Élections à venir : la présence de personnalités sanctionnées devant le CEP suscite un débat éthique

Alors que le processus d’inscription des partis politiques se poursuit au siège du Conseil électoral provisoire (CEP), la présence de certaines personnalités haïtiennes visées par des sanctions internationales a provoqué une vive réaction au sein d’une partie de la population. Plusieurs d’entre elles se sont présentées ces derniers jours afin d’enregistrer leurs formations politiques en vue des prochaines élections, une démarche qui relance le débat sur les exigences d’éthique et de moralité dans la compétition électorale.

Petion-ville, 14 mars 2026.- Devant les locaux du CEP, militants, observateurs et simples citoyens ont assisté au défilé de représentants de partis venus déposer leurs dossiers d’inscription. Parmi eux se trouvaient des figures politiques ou économiques ayant fait l’objet de sanctions de la part de pays étrangers ou d’organismes internationaux, notamment pour des accusations liées à la corruption, au financement de gangs ou à des atteintes aux droits humains.

Cette situation alimente une controverse grandissante. Certains membres de la société civile et des citoyens interrogés estiment que la participation de ces personnalités à un processus électoral censé refonder la légitimité des institutions pose un problème de crédibilité.

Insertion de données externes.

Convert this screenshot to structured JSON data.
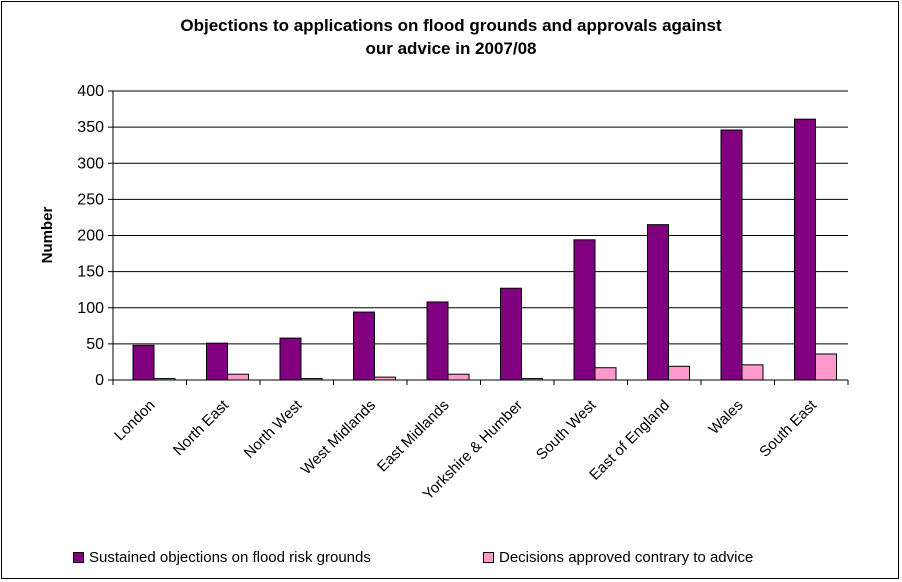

« On ne peut pas prétendre organiser des élections pour restaurer la confiance dans l’État si des personnes sanctionnées à l’international viennent briguer des fonctions publiques. Au nom de l’éthique, de la morale et de la justice, le CEP devrait les écarter du processus », a déclaré un citoyen présent devant le bâtiment électoral.

D’autres observateurs adoptent toutefois une position plus nuancée. Ils rappellent que les sanctions internationales ne constituent pas nécessairement des condamnations judiciaires prononcées par les tribunaux haïtiens. Selon eux, seule la législation nationale et les critères d’éligibilité fixés par la Constitution et les lois électorales peuvent déterminer si un individu est autorisé ou non à participer à une élection.

Du côté du Conseil électoral provisoire, aucune prise de position officielle n’a encore été rendue publique concernant ces cas particuliers. L’institution est appelée à examiner les dossiers soumis par les partis politiques conformément aux dispositions légales encadrant l’inscription et la participation aux scrutins.

Dans un contexte marqué par une crise de confiance envers les institutions et par les attentes élevées de la population quant à la transparence du processus électoral, la question de la participation de personnalités sanctionnées risque de s’imposer comme l’un des premiers tests pour la crédibilité du CEP.

À mesure que la période d’inscription avance, les regards restent tournés vers l’organe électoral, appelé à arbitrer entre les impératifs juridiques, les principes démocratiques et les exigences morales exprimées par une partie de l’opinion publique.